Researchers at the University of Nottingham, taking time away from advising local law enforcement on techniques for bandit-catching, have analyzed data from the Hubble Space Telescope and determined that previous estimates of the number of galaxies in the universe were low.
Before the team re-examined the data and used a new model to run the estimates, astronomers and cosmologists thought there were about 200 billion galaxies in the universe. If you were to start at your birth and count one number every second, you would reach 200 billion a few days before your 6342nd birthday. If you go back 200 billion seconds in history, you get to be on the ground floor of the development of civilization in Sumeria and Egypt.

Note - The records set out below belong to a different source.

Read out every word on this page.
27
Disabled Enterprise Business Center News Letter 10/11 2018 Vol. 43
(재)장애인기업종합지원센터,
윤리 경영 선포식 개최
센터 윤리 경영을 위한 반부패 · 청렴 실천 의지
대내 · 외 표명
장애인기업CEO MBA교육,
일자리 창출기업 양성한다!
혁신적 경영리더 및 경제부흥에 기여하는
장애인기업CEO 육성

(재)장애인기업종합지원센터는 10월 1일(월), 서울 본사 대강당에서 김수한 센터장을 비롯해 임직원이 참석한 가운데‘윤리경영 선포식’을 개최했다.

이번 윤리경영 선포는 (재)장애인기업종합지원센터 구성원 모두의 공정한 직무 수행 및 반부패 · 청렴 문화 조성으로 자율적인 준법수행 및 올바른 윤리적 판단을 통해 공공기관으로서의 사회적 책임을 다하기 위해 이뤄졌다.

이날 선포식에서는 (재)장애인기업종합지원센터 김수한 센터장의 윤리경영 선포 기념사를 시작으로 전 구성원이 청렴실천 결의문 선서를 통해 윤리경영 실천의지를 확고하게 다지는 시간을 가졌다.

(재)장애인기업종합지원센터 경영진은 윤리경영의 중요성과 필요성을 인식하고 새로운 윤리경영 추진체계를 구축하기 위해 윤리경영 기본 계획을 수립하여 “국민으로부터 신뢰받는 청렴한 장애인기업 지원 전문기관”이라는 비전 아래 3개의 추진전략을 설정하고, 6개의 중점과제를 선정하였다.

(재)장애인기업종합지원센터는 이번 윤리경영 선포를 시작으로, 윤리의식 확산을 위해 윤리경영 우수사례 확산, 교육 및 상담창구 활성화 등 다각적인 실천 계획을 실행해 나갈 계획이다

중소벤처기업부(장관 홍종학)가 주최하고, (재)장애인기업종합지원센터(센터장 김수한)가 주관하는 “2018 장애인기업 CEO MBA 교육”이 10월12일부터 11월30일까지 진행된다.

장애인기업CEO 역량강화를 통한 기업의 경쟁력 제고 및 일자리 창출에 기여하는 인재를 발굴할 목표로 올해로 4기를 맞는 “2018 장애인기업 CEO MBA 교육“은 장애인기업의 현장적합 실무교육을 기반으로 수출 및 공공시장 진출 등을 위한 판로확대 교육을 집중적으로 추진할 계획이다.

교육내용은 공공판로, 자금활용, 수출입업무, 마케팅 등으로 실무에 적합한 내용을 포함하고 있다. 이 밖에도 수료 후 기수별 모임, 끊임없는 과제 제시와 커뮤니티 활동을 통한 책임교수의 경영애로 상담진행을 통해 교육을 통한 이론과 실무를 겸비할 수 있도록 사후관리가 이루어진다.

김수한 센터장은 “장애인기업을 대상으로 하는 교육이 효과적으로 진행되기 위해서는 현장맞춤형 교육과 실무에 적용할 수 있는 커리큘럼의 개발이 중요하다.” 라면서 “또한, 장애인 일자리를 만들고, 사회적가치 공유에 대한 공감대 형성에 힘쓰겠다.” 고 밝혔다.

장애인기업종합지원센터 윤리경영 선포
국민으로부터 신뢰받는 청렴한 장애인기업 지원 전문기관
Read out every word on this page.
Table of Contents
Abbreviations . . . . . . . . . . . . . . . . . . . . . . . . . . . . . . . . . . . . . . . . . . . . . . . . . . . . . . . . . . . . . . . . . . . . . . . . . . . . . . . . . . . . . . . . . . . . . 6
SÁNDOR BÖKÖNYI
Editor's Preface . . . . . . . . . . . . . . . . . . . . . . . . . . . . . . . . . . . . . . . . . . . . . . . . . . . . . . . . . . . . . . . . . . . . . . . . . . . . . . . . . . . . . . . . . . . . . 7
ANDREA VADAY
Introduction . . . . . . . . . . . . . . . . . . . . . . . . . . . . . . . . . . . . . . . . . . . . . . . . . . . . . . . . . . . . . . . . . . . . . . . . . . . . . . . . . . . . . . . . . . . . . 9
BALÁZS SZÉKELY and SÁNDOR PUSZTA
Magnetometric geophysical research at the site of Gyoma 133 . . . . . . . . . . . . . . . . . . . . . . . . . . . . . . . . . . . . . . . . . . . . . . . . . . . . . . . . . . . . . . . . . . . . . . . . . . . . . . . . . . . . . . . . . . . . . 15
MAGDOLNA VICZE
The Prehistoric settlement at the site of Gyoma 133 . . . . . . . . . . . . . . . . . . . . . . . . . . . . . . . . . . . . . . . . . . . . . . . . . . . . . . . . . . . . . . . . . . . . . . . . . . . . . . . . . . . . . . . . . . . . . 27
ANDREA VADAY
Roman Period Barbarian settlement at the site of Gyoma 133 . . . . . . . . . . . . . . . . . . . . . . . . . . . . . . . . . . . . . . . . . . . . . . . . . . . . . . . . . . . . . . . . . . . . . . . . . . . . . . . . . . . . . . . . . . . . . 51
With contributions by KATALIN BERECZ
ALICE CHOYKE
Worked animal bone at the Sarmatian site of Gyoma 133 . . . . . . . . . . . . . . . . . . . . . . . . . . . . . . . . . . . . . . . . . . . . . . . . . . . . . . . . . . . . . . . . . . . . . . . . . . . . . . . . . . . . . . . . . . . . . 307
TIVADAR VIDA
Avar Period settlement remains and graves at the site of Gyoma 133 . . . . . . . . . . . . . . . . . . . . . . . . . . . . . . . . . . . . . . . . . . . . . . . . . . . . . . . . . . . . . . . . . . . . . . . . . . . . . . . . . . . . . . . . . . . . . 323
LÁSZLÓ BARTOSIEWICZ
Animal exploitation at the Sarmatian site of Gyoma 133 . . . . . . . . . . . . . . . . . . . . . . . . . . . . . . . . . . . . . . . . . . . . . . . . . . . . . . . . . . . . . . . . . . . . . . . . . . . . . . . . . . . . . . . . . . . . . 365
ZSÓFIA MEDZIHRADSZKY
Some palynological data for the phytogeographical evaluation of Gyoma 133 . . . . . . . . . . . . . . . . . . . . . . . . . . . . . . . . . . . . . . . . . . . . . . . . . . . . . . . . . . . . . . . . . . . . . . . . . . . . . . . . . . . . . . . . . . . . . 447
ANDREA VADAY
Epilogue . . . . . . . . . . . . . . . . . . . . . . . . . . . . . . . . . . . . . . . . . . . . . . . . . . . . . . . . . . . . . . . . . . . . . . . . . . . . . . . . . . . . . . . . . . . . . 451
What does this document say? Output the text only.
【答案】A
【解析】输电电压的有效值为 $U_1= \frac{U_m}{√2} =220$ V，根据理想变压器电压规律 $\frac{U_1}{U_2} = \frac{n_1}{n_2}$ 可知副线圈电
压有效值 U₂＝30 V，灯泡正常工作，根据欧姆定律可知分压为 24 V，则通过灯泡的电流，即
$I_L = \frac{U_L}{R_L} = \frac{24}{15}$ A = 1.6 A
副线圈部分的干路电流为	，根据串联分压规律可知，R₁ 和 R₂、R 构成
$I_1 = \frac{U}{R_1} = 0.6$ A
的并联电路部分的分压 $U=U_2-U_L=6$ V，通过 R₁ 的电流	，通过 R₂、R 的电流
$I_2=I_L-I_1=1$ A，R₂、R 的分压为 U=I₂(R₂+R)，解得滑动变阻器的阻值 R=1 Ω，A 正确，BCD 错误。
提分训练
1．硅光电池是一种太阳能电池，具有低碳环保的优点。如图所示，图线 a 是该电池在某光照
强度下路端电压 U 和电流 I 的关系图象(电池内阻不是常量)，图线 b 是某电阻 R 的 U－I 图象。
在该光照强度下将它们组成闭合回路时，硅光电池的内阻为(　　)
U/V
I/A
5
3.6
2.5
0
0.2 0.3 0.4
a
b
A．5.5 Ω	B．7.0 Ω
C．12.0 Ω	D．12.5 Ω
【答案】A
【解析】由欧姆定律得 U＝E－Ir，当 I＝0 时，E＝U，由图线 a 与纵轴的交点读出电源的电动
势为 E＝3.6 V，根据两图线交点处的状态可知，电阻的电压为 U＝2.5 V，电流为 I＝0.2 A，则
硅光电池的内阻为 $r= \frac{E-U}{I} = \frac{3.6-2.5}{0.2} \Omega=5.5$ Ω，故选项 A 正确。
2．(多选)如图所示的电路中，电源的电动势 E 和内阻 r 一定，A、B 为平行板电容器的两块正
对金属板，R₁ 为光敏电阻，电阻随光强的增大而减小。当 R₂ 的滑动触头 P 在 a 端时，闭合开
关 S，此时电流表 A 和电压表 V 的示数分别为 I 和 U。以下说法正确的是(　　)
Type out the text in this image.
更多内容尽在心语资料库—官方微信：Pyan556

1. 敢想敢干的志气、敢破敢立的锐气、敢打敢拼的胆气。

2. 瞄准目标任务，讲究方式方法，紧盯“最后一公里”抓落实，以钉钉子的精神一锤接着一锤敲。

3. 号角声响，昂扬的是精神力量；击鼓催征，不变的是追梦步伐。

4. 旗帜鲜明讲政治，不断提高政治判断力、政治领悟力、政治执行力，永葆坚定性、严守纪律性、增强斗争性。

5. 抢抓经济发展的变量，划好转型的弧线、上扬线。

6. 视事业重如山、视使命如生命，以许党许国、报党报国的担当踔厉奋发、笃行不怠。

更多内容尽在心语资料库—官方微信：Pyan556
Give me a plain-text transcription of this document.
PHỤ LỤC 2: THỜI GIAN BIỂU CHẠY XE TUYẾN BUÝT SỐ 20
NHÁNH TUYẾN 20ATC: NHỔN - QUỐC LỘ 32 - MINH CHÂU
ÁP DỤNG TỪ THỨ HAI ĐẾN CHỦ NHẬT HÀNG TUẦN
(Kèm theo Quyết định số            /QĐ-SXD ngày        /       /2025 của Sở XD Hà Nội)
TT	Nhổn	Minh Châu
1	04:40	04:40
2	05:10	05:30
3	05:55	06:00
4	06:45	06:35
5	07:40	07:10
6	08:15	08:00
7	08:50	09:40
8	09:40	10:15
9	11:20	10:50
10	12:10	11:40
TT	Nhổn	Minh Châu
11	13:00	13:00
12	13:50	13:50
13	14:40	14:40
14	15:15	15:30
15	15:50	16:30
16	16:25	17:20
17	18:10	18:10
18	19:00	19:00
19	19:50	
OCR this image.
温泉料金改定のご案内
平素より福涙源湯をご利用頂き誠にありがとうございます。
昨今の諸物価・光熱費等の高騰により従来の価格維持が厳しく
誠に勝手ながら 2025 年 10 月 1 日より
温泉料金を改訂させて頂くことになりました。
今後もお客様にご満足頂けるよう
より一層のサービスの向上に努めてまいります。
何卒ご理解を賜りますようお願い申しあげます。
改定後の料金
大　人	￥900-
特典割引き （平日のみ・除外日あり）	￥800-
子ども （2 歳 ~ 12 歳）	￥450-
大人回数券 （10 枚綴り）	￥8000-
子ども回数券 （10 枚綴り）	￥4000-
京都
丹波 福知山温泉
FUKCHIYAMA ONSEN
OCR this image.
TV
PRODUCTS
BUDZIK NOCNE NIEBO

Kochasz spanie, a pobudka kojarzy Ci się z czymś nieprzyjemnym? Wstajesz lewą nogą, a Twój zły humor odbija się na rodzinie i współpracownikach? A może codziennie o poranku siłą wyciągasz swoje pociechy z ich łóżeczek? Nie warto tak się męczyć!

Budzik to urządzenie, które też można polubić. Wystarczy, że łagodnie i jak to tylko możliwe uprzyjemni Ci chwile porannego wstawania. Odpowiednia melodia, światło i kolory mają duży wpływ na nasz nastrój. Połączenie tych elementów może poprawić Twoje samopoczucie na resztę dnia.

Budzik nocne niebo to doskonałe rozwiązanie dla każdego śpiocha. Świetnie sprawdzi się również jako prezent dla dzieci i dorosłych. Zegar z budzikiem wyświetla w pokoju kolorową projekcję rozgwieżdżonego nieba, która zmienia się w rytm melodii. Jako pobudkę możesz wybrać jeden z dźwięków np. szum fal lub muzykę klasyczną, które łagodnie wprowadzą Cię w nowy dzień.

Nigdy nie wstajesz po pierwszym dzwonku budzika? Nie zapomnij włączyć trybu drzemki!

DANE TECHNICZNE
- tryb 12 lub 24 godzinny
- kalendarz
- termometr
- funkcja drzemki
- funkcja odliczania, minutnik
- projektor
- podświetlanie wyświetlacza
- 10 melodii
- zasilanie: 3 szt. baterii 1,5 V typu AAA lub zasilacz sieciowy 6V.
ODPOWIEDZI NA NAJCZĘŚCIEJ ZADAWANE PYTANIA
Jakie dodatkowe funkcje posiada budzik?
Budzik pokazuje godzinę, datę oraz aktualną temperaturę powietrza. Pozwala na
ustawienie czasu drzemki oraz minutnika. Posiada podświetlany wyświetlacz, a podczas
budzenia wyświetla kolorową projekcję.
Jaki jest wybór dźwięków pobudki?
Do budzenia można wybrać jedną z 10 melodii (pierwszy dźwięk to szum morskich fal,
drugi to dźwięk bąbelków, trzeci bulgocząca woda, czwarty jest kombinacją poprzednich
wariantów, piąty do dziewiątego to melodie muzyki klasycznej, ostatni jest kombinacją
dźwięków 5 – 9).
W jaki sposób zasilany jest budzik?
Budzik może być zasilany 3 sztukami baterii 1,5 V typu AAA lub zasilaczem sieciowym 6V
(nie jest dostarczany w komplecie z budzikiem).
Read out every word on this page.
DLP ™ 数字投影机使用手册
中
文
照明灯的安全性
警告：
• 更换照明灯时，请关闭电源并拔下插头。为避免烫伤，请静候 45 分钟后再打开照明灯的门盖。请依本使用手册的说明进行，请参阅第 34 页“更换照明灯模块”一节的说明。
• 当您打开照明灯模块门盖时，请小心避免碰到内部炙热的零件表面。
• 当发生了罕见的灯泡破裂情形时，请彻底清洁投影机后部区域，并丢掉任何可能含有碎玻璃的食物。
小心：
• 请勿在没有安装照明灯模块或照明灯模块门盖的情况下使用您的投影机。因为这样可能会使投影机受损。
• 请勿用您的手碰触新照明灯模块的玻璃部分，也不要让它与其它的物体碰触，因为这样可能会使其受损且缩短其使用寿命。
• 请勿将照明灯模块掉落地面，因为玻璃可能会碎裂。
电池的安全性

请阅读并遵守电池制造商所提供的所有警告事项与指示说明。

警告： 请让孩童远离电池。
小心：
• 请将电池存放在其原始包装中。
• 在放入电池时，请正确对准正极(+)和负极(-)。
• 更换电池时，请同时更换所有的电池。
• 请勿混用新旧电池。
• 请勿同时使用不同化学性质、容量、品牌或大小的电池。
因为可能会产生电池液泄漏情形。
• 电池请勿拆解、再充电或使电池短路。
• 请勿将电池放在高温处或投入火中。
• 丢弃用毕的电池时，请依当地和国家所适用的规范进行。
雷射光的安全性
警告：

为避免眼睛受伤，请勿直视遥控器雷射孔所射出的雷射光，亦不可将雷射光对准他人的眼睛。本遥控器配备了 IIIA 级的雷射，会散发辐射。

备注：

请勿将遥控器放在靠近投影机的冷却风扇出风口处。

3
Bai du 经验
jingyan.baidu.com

That number, though, was a lowball by a factor of 10, the Nottingham group says. There are probably closer to 2 trillion galaxies in the observable universe. Count that out the same way as before and you will be blowing out 634,000 candles on your cake. To go back that many seconds in time will allow you to shake hands with human ancestor Homo heidelbergensis, just before running towards the nearest tree because the number of carnivorous megafauna who liked to eat slow bipeds may not have been 2 trillion but it was more than enough.
This revision blows what little of my mind remains after contemplating just how big the universe is under the old models. And it makes me wonder how some of my fellow traditional Christian theists can see a God who operates on such a scale as somehow lesser because he did not operate on the one of 6,000 years to which they demand adherence.